To summarize the RT: the paginator is rather flexible, but it's not very
well suited for documentation pagination. We have a few good options for
documentation pagination and they are not yet implemented. Right?
The options are:
- use only top-level sections for pagination - already implemented,
but not very useful for docs
- count sections/paragraphs - a little more advanced version of the
first one
- count chars in some intellectual way - the best way, but not
implemented, have some algorythmical issues and can require some additional
analysis on word/sentence level, e.g. do not break a word on pagination,
etc.
The last two options require also to 're-well-form' the resulting XML, which
can be also non trivial.
Another thing that seems a little limiting to me (or maybe I read not very
careful?) is the pagination rules are static.

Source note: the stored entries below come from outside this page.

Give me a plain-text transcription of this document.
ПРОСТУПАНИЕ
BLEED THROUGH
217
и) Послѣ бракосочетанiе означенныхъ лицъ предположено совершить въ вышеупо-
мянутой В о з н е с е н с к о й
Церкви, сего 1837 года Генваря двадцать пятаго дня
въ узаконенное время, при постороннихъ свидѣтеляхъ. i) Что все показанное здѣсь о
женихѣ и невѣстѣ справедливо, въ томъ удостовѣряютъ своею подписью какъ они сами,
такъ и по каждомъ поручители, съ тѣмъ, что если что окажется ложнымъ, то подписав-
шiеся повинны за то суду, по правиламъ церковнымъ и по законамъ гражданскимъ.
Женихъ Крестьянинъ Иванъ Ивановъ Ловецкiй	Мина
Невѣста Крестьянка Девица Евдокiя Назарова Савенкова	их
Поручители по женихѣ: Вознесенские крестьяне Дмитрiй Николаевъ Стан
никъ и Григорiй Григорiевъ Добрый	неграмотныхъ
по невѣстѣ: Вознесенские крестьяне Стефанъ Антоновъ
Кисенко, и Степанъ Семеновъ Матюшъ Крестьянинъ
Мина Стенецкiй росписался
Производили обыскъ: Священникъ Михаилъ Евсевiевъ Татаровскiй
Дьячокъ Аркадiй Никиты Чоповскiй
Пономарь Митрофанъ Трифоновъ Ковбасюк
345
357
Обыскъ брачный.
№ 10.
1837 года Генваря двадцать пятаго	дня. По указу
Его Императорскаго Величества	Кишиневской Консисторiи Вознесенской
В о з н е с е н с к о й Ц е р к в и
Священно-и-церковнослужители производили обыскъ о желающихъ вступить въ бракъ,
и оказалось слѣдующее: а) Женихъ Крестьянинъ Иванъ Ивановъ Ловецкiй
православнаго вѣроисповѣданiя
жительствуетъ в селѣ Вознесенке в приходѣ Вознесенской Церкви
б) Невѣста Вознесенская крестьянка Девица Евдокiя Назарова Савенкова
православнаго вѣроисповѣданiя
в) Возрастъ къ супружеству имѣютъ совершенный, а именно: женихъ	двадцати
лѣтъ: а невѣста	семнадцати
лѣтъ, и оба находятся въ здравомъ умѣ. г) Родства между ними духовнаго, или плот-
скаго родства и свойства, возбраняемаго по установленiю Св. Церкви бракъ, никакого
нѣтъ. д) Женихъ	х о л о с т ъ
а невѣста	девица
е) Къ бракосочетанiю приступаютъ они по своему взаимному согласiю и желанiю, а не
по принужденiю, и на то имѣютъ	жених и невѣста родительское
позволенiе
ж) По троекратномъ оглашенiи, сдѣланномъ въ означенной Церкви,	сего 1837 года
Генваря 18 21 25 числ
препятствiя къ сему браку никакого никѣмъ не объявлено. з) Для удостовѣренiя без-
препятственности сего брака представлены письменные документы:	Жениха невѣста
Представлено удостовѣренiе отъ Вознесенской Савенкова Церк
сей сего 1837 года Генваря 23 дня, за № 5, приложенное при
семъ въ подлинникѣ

I can imagin a situation when
we will need to use set some pagination params dynamically, e.g. the item
count. Did I miss it or it's not there?
Are there any solutions, ideas? We could use a Serializer - it's the only
component that can output non-well-formed XML - but in that case we will
end-up with a none well formed HTML.
So, my opinion on pagination is this: we need to count chars/words, break
the page and re-well-form the result. Maybe something like a reverse
Recorder (it can record SAX events and then can fire their end events when
called) can be used to implement 're-well-form' feature?
--
Konstantin Piroumian
[EMAIL PROTECTED]
> -----Original Message-----
> From: Stefano Mazzocchi [mailto:[EMAIL PROTECTED]]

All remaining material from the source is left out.